2012 Lexus CT 200h Base
(1.8L 4-cyl. Hybrid CVT Automatic)
What our ratings include
Date Driven: 1/5/2011 (2011 model)
The CT 200h won't win many drag races, taking 10.4 sec. to reach 60 mph. That's even more leisurely than the Toyota Prius with which the CT shares a drivetrain. The Continuously Variable Transmission's high-rpm running can be annoying.
The CT is blessed with a well-damped ride, but cursed with syrupy electric steering, even in higher-effort Sport mode. Non-defeat stability control system cuts in early, hampering slalom time, but has little impact during street driving.
The CT gives a smooth, quiet ride in nearly all circumstances; the one fault is its inability to dampen harsh jolts on rough city streets with the ease of its Lexus brethren. But the comfy front seats partially make up for this.
Full electric mode returns near silence. Even with the gasoline engine and electric motor working in concert, the CT's sound-deadening keeps the cabin hushed. Under acceleration, however, the CVT forces the inline-4 to rev high.
Driving position is low, but feels natural. HVAC buttons high on center stack are easy to use; audio controls harder to get to. Computer-mouselike controller for nav and other functions is fun to use via 8-in. display screen.

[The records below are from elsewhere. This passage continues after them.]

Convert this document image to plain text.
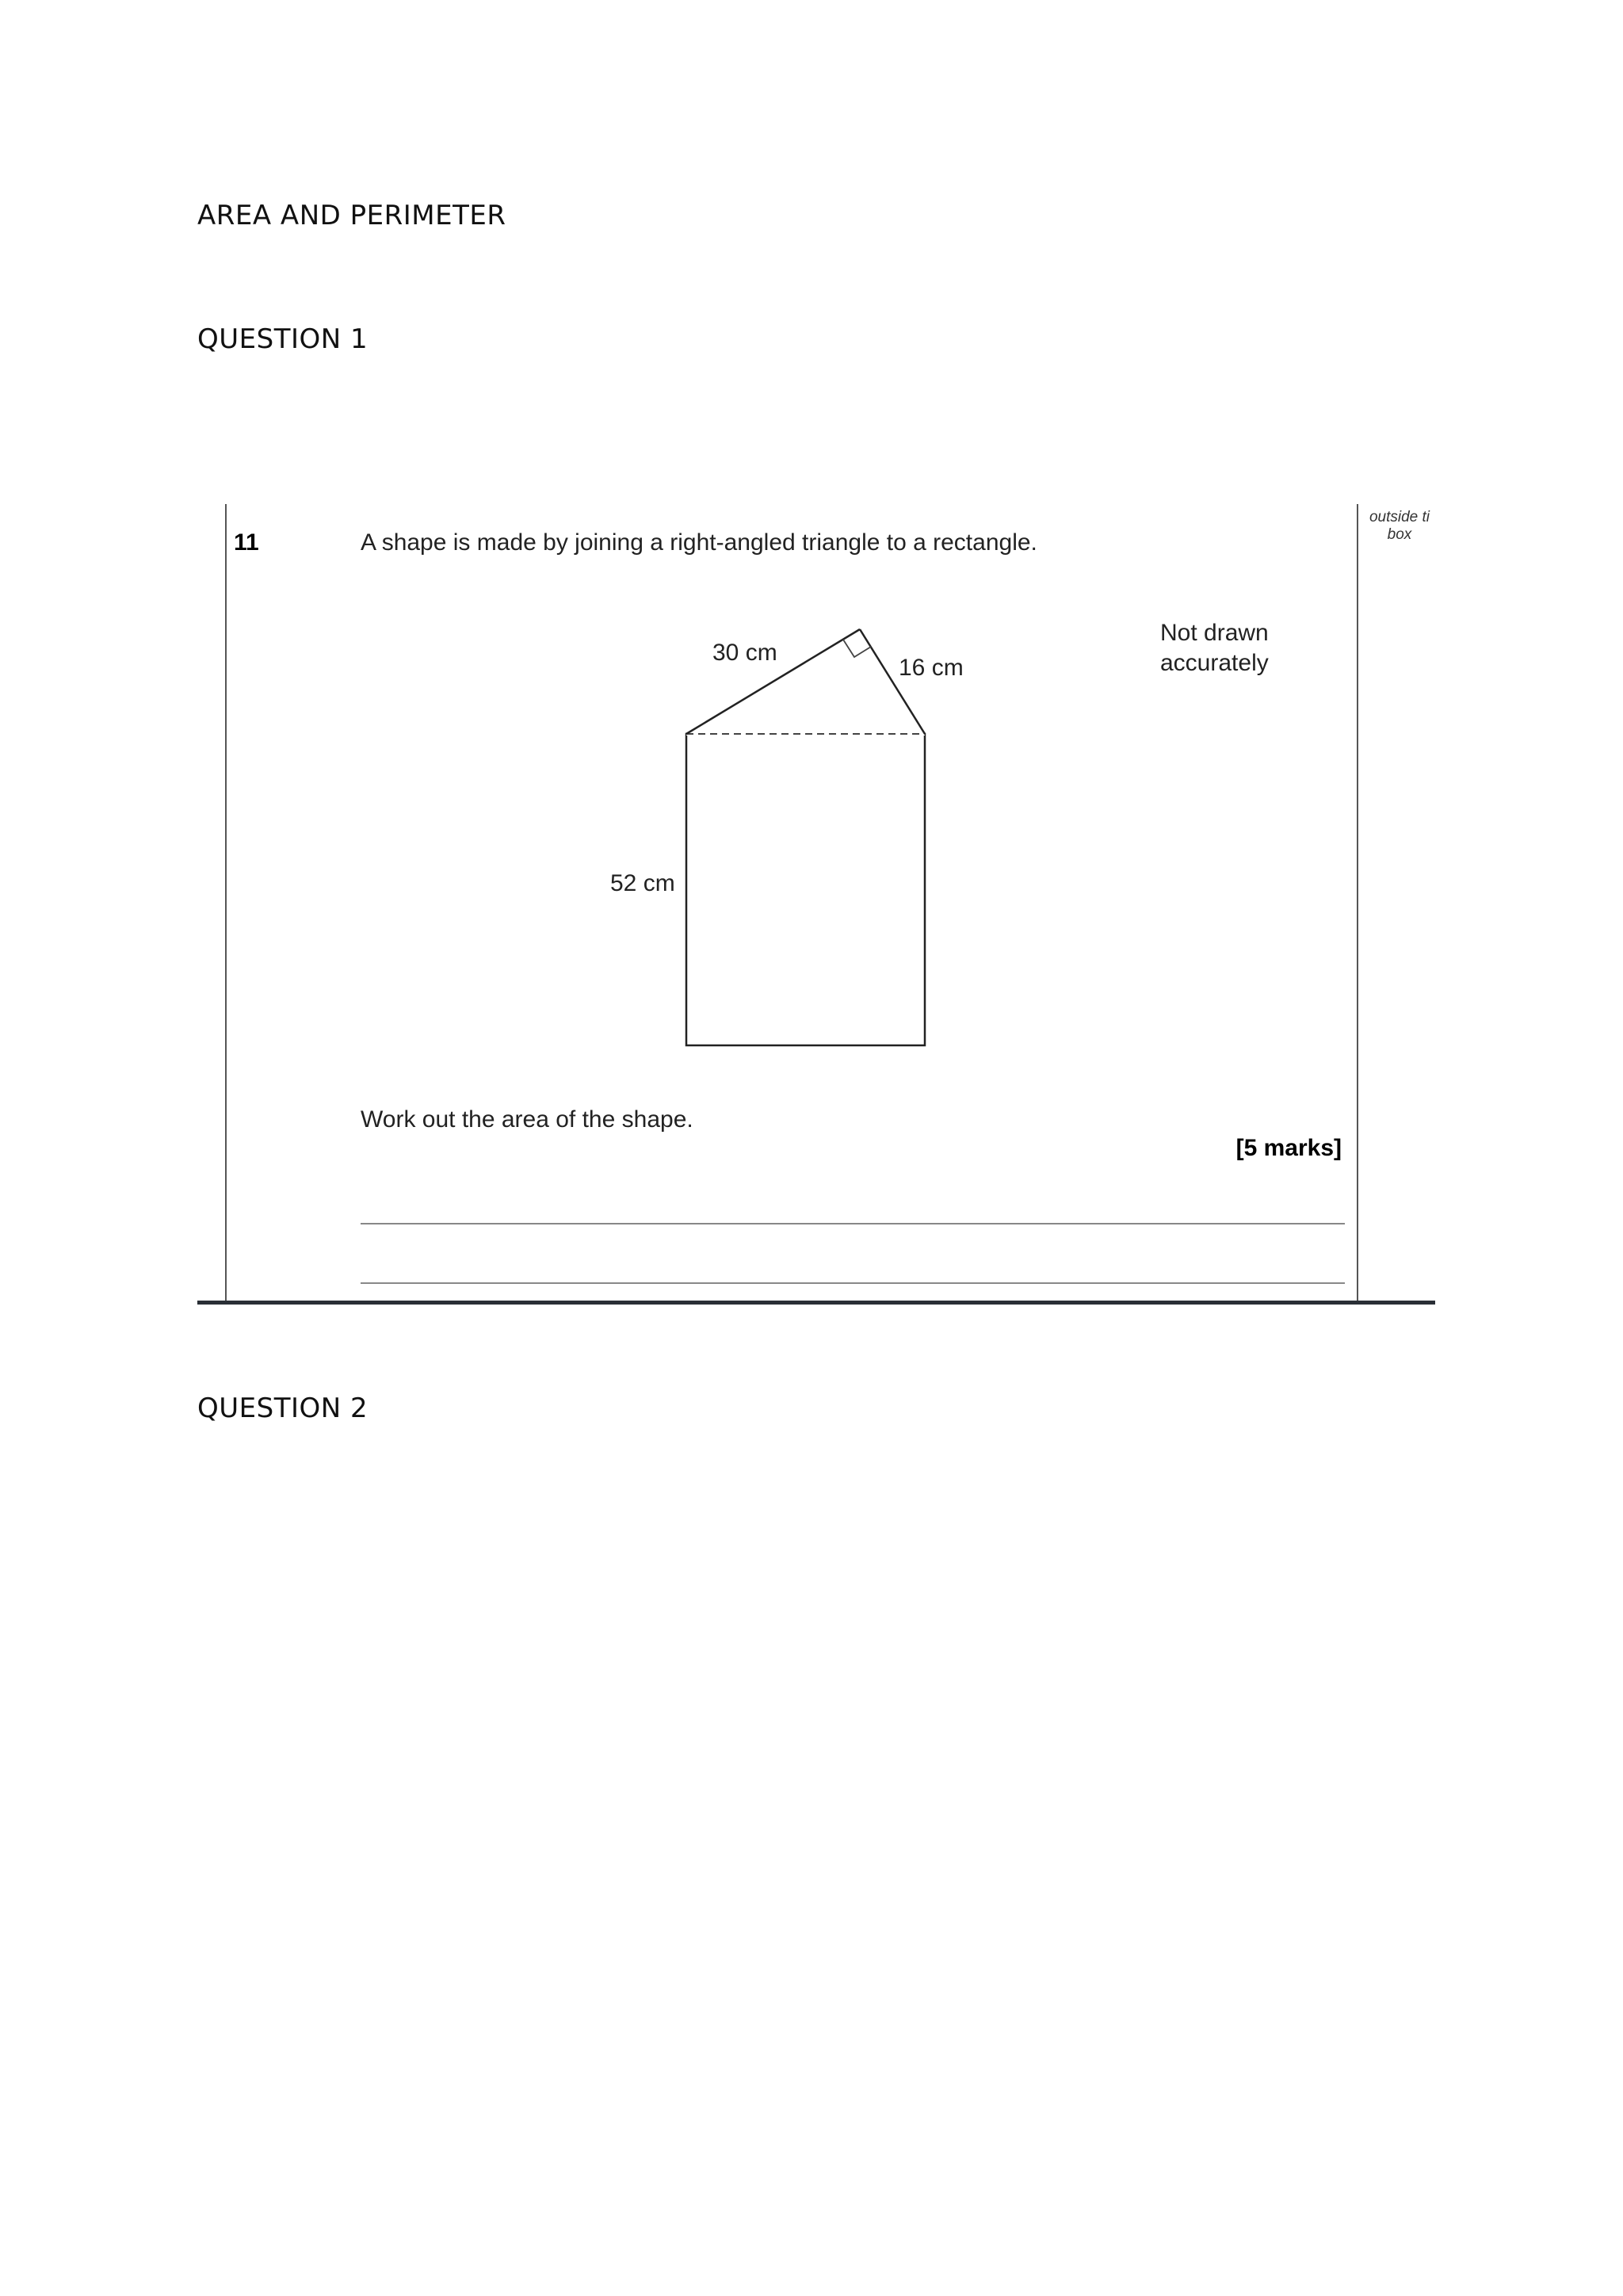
AREA AND PERIMETER
QUESTION 1
11	A shape is made by joining a right-angled triangle to a rectangle.
outside ti
box
Not drawn
accurately
30 cm
16 cm
52 cm
Work out the area of the shape.
[5 marks]
QUESTION 2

Narrow A-pillars make the view out the front of the CT 200h reasonable. But the CT's chopped greenhouse, thick C-pillars and small rear window are compromises in the name of styling. Rear camera (with optional nav system) helps greatly.
Seat Access & Space
Interior room is below average. Front cabin has a snug, driver-oriented feel, but it's not cramped. Rear seat has adequate head- and legroom for 6-foot-tall adults, but small rear doors make ingress/egress a bit tight.
Cargo & Storage
Meager door pockets, but center armrest bin is spacious. Specific slot to hold cell phone -- nice. Front cupholders feature a 3rd space that's perfect for an 8.4-oz. can of Red Bull. Fold-flat rear seats greatly increase cargo capacity.
The CT 200h may be the cheapest Lexus, but it isn't cheaply built. Many of the usual Lexus switchgear are evident, while soft-touch materials are everywhere, and stitched tightly. The leather-wrapped steering wheel is a tactile delight.